Cristina Miranda se trasladó a Madrid en 2002 desde su natal Santiago de Compostela, apenas con 20 años a cuestas y escapando del dolor ocasionado por la muerte de su padre; entró a la universidad a estudiar comunicación y en un momento de su vida descubrió a grupos como Los Piratas (donde cantaba Iván Ferreiro) y Los Planetas… y su vida cambio.

TXT:: Juan Carlos Hidalgo

De repente se vio envuelta en un montón de bares y conciertos en la capital española y desde allí, a los festivales -con el Primavera Sound y el Benicassim por delante- y a ello se agregaba música de artistas locales como La Casa Azul, Tachenko, Sidonie y Nacho Vegas, entre tantos otros.

Cristina Miranda lo vivió todo -estuvo allí- y ahora decide contarlo a través de la novela La entusiasta (editorial Dosmanos), ahora que ya tiene 39 años y es madre de un niño.
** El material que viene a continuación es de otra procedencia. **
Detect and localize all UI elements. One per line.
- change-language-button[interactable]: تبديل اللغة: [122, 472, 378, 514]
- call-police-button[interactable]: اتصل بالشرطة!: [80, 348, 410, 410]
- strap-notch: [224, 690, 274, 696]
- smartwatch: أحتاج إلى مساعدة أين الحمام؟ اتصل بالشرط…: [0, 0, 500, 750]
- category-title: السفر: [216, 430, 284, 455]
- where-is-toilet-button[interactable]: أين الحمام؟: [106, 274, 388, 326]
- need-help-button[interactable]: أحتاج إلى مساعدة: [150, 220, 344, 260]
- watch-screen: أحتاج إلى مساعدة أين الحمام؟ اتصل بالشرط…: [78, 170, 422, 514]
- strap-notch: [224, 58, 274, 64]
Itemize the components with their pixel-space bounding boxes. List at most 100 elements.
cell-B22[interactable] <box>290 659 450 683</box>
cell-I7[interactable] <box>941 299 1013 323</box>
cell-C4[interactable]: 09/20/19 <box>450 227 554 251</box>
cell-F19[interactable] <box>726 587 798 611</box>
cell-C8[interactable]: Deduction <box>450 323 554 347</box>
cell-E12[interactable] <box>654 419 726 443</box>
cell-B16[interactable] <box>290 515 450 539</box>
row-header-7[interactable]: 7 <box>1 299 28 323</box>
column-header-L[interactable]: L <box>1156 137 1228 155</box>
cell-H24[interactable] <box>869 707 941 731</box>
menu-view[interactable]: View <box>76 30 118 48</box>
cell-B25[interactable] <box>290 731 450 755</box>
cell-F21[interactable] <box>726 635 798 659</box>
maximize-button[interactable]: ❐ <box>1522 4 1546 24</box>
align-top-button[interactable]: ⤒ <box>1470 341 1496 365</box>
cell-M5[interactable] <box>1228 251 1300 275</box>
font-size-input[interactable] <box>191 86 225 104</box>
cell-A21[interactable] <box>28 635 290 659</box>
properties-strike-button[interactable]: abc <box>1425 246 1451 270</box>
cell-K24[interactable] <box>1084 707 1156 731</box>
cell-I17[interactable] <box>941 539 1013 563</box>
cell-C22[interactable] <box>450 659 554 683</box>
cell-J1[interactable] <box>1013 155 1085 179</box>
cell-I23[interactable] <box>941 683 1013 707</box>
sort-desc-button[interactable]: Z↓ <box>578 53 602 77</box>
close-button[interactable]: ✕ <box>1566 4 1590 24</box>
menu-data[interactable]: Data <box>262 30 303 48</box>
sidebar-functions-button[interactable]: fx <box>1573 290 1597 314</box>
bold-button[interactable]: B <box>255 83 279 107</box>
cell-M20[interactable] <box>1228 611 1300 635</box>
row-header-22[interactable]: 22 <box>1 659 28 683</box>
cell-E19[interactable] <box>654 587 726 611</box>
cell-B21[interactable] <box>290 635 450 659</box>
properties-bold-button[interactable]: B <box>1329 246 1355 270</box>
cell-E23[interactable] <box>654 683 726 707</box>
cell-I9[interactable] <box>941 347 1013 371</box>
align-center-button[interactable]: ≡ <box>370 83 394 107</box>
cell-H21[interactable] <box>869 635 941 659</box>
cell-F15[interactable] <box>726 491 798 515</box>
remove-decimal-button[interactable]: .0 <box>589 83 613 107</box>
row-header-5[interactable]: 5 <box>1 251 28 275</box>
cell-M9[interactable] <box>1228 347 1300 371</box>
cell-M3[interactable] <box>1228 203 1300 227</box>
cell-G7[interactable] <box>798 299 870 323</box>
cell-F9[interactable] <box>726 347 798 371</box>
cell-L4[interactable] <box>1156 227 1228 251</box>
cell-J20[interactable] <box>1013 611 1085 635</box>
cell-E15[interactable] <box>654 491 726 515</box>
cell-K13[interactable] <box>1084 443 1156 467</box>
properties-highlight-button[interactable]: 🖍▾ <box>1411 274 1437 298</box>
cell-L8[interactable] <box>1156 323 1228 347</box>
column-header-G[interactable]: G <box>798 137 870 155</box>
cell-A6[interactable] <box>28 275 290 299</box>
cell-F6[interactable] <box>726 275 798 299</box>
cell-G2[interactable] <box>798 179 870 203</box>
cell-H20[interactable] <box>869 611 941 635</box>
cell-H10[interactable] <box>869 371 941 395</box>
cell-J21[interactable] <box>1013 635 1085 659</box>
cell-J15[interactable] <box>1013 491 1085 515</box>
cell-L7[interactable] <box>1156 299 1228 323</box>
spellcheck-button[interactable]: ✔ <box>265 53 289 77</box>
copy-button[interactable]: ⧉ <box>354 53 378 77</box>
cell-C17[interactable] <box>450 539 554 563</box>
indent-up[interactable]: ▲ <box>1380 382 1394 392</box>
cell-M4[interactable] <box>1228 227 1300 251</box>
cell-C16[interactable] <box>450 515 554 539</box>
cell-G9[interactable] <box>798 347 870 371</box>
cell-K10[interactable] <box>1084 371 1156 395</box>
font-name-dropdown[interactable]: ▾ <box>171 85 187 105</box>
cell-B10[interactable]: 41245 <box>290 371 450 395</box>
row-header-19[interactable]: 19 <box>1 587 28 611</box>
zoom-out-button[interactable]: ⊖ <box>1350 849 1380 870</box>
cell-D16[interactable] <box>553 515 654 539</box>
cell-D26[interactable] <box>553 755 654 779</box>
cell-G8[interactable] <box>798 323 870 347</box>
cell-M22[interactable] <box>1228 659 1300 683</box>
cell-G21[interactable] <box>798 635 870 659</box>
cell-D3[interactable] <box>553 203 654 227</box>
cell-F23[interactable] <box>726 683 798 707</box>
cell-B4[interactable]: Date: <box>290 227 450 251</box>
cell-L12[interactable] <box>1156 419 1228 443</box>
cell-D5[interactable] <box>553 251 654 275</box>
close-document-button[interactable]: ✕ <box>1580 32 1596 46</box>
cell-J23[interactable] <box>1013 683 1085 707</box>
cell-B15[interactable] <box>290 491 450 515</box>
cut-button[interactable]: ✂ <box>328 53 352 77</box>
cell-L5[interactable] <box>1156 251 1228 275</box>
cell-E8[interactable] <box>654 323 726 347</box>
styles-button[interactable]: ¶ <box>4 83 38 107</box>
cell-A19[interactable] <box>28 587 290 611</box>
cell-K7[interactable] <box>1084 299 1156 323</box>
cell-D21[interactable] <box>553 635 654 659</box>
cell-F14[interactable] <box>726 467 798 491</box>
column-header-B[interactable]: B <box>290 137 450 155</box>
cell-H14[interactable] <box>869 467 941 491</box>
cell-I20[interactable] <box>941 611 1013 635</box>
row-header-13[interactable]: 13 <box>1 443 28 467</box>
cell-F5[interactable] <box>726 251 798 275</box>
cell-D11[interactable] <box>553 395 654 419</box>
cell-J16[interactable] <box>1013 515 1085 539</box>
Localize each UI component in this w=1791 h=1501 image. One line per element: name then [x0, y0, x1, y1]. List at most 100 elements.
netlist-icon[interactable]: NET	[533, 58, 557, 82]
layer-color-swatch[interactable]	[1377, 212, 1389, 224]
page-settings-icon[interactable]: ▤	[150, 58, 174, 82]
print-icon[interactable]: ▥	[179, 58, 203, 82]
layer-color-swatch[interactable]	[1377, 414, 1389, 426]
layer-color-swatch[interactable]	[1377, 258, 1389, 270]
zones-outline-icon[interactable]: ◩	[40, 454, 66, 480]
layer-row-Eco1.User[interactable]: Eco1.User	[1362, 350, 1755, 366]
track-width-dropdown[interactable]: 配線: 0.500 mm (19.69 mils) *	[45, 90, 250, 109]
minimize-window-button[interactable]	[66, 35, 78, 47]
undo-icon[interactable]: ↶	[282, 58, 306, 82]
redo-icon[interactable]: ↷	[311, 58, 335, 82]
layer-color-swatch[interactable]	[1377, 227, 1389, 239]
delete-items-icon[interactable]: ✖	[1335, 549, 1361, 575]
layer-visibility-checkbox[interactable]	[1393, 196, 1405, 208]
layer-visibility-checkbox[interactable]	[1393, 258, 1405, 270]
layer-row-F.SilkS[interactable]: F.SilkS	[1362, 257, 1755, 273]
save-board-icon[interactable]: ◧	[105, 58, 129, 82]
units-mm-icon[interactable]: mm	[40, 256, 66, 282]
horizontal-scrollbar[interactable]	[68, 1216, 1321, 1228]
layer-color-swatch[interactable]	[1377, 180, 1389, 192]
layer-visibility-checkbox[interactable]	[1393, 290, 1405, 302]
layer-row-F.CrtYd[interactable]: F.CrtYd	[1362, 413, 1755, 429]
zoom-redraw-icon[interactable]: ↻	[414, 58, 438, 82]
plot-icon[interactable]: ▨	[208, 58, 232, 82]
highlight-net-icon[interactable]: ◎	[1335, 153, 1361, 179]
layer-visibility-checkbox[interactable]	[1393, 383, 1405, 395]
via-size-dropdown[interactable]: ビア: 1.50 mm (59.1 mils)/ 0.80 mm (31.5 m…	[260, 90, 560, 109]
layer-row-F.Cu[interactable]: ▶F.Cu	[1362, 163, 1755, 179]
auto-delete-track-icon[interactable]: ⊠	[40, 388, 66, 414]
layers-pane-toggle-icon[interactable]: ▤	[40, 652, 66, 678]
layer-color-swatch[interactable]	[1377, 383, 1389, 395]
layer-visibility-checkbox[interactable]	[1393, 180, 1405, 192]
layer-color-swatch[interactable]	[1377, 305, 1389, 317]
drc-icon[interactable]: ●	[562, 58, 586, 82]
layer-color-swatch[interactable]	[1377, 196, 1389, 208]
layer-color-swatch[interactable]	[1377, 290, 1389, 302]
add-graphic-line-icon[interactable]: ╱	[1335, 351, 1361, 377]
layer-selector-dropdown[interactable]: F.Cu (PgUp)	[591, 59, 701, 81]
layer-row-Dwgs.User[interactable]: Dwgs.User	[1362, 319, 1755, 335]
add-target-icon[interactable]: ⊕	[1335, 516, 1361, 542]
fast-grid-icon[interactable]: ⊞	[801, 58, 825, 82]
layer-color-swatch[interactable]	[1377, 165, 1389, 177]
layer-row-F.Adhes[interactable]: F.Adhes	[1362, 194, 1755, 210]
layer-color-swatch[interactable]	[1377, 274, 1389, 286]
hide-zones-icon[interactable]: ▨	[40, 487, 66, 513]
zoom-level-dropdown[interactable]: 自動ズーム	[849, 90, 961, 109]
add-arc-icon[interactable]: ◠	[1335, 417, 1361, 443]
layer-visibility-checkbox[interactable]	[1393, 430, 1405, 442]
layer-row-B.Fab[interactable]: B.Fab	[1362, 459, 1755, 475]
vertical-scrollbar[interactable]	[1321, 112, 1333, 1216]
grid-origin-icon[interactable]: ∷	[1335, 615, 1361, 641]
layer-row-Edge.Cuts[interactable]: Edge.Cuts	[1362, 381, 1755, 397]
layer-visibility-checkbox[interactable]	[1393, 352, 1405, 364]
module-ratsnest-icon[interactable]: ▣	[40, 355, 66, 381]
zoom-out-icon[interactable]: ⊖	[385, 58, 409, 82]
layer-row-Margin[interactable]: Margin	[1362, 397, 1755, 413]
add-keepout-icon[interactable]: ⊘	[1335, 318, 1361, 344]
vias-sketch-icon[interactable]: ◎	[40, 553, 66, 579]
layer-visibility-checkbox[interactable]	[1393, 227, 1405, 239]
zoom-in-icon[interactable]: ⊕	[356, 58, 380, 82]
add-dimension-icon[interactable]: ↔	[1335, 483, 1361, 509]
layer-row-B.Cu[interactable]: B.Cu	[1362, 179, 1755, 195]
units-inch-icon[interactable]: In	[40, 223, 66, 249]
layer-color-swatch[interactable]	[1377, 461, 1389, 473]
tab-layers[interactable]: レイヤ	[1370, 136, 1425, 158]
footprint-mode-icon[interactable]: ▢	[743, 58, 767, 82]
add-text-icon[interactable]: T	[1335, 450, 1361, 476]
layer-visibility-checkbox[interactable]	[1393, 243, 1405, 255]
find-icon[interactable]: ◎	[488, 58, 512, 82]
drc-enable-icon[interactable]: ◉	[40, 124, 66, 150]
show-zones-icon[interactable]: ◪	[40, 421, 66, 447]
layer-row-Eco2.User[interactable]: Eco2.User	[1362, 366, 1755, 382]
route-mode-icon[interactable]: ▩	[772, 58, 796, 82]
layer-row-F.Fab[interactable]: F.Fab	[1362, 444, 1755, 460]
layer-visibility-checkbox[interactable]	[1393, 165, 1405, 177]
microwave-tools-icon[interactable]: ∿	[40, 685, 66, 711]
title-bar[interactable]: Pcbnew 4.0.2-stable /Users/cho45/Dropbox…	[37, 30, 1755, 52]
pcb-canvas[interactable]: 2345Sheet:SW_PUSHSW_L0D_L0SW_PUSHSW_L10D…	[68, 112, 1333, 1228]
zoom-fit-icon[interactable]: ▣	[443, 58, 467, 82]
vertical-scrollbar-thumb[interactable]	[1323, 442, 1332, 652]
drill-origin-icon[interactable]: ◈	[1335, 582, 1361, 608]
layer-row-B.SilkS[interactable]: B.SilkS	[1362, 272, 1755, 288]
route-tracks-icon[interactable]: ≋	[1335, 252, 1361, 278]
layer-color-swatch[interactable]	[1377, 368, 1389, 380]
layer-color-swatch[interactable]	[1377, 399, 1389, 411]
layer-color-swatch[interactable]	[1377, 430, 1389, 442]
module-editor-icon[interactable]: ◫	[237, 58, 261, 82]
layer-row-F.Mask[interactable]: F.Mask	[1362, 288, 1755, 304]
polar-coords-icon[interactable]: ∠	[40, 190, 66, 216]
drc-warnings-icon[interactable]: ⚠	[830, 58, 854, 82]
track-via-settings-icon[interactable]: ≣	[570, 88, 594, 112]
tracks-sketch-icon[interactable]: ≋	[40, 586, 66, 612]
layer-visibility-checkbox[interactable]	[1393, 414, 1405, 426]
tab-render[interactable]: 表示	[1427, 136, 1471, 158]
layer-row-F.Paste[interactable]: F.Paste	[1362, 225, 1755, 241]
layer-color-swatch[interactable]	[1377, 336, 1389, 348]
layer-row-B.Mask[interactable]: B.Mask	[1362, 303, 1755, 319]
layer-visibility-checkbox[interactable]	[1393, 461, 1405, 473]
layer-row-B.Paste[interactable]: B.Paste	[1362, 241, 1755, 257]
Su estrategia principal ha sido mezclar los lugares y nombres reales con otros inventados y así lograr una mixtura que le da mayor libertad de movimientos.

Es muy interesante y loable que con La entusiasta busque redefinir y revalorar el concepto de una groupie del rock -en este caso del indie español-. Para ella, había hombre y mujeres volcados sobre una misma pasión y el hecho de que algunas chicas terminaran acostándose con los músicos era más bien algo colateral.

En una entrevista para el diario El país, Cristina apunta: “¿La pregunta es: por qué es más grupi una chica que un periodista o un chico que estaban también hasta el final de la noche en los locales de Malasaña con los grupos?”.

Mucha gente le dijo que no contara lo que había vivido, pero ella no se arredró y siguió adelante con una novela que precisamente destaca por la perspectiva desde donde está contada. Cristina Miranda ha decido dar cuenta de los tropiezos de una mujer que se entrega a una idea y una escena en la que paradójicamente estaba mal visto disfrutar de las cosas -había que estar apesadumbrado-.

Es así como el indie español ya tiene una recreación de su estilo de vida -con todo y sus excesos y drogas-, contado por una mujer que pone por delante esa conquista de libertad e independencia que se dio. Cierto, siempre sobrevienen decepciones y chascos, pero la apuesta valió la pena.